Strengths This research introduces a comprehensive benchmark, MultiVerse, which significantly advances the evaluation of Vision-and-Language Models in complex multi-turn interactions. The dataset's construction is notably robust, involving meticulous image collection, GPT-4o-driven dialogue generation, and rigorous manual review for naturalness and correctness. Furthermore, the checklist-based evaluation, leveraging GPT-4o across 37 key aspects, provides a sophisticated and granular assessment of VLM performance, addressing a critical gap in existing benchmarks. The findings compellingly highlight the importance of in-context learning and dialogue history for improving VLM reasoning capabilities.

Weaknesses A primary concern lies in the dual reliance on GPT-4o for both generating the multi-turn conversations and acting as the automated evaluator. This dependency could potentially introduce a form of circular bias, where the evaluation criteria might inadvertently favor responses aligned with GPT-4o's inherent linguistic and reasoning patterns. While the manual review process is thorough, it is inherently resource-intensive and may still carry subjective biases, despite efforts to mitigate them. Additionally, the 50% success rate for even the strongest models, while demonstrating the benchmark's challenge, also underscores the current limitations of VLMs, suggesting that the benchmark might be exceptionally difficult for practical applications.

Implications MultiVerse sets a new, higher standard for evaluating Vision-and-Language Models, pushing the boundaries of what is considered effective multi-turn interaction. Its challenging nature and detailed evaluation methodology will undoubtedly guide future VLM development, particularly in enhancing contextual understanding, advanced reasoning, and the effective utilization of dialogue history.

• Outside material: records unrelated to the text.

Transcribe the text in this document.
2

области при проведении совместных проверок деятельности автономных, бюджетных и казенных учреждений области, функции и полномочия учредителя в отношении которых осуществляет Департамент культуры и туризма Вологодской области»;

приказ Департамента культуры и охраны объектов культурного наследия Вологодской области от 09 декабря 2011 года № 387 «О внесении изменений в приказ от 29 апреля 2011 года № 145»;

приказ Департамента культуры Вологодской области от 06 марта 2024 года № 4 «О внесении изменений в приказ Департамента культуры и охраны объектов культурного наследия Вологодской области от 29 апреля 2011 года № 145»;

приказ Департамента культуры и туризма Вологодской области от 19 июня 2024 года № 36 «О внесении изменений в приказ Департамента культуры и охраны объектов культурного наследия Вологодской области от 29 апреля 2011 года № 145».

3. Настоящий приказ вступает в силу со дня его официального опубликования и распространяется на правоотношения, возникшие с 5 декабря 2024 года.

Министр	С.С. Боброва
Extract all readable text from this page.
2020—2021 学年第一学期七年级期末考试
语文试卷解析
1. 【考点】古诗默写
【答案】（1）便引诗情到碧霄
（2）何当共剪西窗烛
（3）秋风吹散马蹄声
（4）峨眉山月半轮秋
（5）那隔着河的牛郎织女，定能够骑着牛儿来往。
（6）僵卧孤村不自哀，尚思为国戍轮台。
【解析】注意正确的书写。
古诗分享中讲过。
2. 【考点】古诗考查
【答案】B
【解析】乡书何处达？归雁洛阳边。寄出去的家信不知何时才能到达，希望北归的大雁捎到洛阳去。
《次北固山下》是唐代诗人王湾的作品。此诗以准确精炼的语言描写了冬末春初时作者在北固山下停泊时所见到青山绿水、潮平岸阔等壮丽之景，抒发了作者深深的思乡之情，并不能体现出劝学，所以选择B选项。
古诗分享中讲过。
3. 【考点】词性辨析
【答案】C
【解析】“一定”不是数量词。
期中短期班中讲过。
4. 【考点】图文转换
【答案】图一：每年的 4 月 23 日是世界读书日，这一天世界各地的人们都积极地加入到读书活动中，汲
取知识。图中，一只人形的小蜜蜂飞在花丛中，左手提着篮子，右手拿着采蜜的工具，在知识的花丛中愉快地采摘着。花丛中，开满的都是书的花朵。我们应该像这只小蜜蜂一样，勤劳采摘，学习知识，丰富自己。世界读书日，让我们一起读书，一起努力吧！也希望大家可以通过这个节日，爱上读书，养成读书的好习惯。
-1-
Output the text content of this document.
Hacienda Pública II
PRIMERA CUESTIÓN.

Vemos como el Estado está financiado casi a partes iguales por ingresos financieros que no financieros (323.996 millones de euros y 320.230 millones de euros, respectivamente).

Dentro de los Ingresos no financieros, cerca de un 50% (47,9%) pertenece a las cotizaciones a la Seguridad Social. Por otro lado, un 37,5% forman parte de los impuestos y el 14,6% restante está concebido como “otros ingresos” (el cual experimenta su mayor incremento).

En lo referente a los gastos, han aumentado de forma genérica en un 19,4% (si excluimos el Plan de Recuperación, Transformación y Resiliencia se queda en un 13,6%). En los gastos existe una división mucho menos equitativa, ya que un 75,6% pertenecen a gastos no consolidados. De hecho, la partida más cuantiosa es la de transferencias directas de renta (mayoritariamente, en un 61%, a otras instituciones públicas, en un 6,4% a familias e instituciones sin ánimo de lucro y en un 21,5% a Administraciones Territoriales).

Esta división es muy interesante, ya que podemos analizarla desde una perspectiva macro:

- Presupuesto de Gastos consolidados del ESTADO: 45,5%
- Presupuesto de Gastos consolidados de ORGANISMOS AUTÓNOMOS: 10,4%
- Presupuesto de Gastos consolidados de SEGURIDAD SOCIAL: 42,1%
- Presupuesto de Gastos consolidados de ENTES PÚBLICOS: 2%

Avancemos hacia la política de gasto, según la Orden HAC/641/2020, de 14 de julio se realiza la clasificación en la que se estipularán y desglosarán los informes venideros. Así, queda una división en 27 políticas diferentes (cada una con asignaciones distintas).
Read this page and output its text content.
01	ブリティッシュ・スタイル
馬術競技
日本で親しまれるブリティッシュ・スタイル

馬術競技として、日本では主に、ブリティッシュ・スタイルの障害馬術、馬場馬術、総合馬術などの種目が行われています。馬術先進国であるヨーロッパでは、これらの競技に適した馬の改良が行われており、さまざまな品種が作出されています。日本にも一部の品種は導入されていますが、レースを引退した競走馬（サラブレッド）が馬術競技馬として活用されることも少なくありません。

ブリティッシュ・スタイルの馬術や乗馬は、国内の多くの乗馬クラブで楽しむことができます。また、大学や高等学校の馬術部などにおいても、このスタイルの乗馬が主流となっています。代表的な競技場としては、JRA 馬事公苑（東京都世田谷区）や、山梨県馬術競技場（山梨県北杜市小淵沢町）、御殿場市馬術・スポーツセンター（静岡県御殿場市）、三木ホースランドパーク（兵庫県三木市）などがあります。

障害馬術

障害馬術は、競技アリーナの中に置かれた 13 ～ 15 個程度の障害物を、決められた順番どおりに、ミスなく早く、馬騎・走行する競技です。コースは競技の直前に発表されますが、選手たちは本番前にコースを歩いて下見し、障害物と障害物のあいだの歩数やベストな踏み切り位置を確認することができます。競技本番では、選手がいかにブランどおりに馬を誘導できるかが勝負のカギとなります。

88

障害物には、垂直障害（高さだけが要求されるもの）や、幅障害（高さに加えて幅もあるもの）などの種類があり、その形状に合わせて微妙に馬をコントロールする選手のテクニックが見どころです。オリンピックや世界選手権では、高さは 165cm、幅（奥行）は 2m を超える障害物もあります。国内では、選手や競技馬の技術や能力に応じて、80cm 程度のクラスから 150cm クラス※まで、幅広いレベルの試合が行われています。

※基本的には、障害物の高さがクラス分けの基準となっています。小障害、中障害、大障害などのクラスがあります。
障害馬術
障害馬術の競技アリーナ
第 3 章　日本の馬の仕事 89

The findings underscore the urgent need for models that can robustly handle complex, real-world conversational scenarios, thereby accelerating progress towards more capable and human-like AI systems.

MultiVerse's Impact on Advancing VLM Capabilities

MultiVerse represents a significant contribution to the field of Vision-and-Language Models, providing an indispensable tool for assessing and advancing their multi-turn interaction abilities. By exposing the current limitations of even state-of-the-art models, this benchmark offers a clear roadmap for future research and development. Its emphasis on contextual understanding and in-context learning is crucial for building more intelligent and adaptable VLMs capable of navigating the complexities of real-world applications. This work is poised to accelerate progress towards more sophisticated and human-like conversational AI.